Personal information
- Full name: Alfred William Gregory Wheatley
- Nickname: dad
- Nationality: Australian
- Born: Alfred William Gregory 20 October 1882 St Kilda, Victoria, Australia
- Died: 1 March 1961 (aged 78)

Sport
- Country: Australia
- Sport: Track and field

= Dad Wheatley =

Australian athletics competitor

Alfred William Gregory "Dad" Wheatley (20 October 1882 – 1 March 1961), born in St Kilda, Victoria, was an Australian sportsman. He competed in the 1906 Intercalated Games as a middle distance runner.

Wheatley, running for the East Melbourne Harriers, won the 880 yard and 1 mile events at the 1905 Australian Athletics Championships. The following year he sailed to Athens to compete in the 1906 Intercalated Games, he entered two events, the 800 metres and the 1500 metres. In the 800 metres he had to be content with third place in his heat and so didn't qualify for the final. He fared better in the 1500 metres, finishing fourth in his heat which was good enough to qualify for the final, in the final, he was in second place on entering the final lap, but in the end he finished in fourth place, 13 yards behind the bronze medal position.

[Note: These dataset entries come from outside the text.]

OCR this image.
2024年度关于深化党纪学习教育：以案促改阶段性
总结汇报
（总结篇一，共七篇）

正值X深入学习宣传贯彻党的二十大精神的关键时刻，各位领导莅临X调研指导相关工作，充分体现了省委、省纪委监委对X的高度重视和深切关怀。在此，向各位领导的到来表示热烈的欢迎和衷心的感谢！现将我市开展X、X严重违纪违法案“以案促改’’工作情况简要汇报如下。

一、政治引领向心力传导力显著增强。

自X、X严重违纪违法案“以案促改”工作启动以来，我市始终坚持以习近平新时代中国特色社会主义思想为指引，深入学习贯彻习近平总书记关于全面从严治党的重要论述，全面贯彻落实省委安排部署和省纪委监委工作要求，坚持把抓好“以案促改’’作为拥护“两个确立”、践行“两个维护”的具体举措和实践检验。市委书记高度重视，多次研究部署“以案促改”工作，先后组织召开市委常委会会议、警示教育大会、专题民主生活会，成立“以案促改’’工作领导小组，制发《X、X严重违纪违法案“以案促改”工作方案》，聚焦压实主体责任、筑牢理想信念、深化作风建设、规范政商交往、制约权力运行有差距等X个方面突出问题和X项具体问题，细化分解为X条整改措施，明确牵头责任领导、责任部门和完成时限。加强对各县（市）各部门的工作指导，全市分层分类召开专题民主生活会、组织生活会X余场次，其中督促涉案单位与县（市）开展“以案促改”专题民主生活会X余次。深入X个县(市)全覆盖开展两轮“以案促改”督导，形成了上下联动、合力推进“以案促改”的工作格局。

Three years later in 1909, Wheatley again won the 880 yard and 1 mile events at the Australian Athletics Championships.

In 1912, while attempting to gain selection for the 1912 Summer Olympics, Wheatley broke down in training and was forced to retire from competitive athletics.

When his brother Noel, was killed in the Gallipoli Campaign in 1915, Wheatley signed up with the Australian forces and served four years across Europe and Egypt, reaching the rank of Sergeant-Major.

Wheatley was an accountant by profession and died in 1961, aged 78 years old.